Falling 10-year fixed rates save borrowers over £3,500

Price cuts on 10-year fixed rate mortgages have saved borrowers more than £3,500 over the last year - equivalent to five months of repayments or nine months ‘interest free’, according to new analysis by Private Finance.

Related topics:  Mortgages
Rozi Jones
20th February 2017
house and savings
"It seems counter-intuitive that fixing the price of their loan for a much shorter period of time remains the default option for many consumers."

Its research shows that a borrower with the average £150,000 loan would have saved £30 a month or £3,595 over the fixed term by locking into a 10-year deal in December 2016, compared with a year earlier, as a result of average rates falling by 38 bps from 3.36% to 2.98% during that time.

However average 10-year fixed rates are beginning to rise, increasing by 23 basis points between October and December 2016.

The price difference between 10-year fixes and 2, 3 or 5 year fixes has also increased in recent months, pushing up the monthly ‘security premium’ for longer-term borrowers.

In December 2016, the monthly security premium for a 10 year fix reached £115 compared with 2 year fixes; £89 a month compared with 3 year fixes; and £55 a month compared with 5 year fixes.

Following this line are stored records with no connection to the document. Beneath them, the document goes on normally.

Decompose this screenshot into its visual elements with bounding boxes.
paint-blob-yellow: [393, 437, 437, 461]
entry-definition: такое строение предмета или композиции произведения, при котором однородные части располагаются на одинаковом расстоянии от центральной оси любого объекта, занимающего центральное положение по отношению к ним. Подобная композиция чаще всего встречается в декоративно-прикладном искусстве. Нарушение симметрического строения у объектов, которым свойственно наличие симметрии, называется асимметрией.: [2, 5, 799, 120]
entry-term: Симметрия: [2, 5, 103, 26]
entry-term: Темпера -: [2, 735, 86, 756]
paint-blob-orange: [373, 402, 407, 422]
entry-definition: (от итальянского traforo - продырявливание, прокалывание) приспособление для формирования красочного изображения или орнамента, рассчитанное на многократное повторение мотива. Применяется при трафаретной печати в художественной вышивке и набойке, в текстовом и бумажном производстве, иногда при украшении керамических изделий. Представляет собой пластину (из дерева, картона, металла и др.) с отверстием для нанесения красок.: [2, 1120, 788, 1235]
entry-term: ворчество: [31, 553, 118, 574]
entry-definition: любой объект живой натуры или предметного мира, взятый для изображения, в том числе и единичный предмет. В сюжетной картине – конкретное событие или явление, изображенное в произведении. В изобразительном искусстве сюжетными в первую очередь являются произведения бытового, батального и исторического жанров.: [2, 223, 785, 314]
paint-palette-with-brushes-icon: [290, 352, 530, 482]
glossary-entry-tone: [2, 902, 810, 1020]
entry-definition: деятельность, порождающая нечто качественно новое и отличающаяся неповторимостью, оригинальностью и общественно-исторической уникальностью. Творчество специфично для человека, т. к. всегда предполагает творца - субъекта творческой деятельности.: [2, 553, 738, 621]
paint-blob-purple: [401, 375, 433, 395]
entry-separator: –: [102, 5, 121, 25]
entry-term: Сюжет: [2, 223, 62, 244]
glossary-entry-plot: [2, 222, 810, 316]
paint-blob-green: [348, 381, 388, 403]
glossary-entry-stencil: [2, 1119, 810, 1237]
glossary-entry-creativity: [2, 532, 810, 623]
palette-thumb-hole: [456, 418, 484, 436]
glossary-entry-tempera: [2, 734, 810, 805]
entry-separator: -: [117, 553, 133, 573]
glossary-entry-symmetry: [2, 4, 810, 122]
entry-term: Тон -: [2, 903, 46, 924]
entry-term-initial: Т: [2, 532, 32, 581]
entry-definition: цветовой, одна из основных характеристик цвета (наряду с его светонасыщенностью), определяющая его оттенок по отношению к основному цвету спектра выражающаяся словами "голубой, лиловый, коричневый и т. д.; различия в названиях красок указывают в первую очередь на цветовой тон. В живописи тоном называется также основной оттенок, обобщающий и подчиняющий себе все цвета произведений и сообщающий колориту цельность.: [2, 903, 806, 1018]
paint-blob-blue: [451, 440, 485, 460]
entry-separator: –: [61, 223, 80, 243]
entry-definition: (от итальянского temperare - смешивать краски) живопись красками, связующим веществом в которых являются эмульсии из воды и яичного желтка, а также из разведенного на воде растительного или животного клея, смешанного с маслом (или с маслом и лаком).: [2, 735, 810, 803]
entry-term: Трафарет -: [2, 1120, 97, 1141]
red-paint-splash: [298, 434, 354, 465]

Shaun Church, Director at Private Finance, commented: “Today’s ultra-low interest rate environment means 10-year fixes are now less than short-term fixes were just a few years ago. With loan terms getting longer and people moving house less often, it seems counter-intuitive that fixing the price of their loan for a much shorter period of time remains the default option for many consumers.

“For many, the additional cost of a long-term deal is a small price to pay for extra peace of mind, particularly when rates are at historic lows and there is a growing sense of uncertainty about the long-term outlook for household finances and the economy.

“It is important that borrowers seek advice to weigh up all their options, but lenders can also do more to make 10-year products more appealing. Despite the fall in rates, the 10-year market is nowhere near as competitive as that for shorter-term fixes, where lenders have been known to undercut one another with sub-1% deals. The psychological barrier of locking in for a decade would also be reduced if lenders offered greater flexibility on remortgaging costs and break points within the fixed term, in case personal circumstances change.”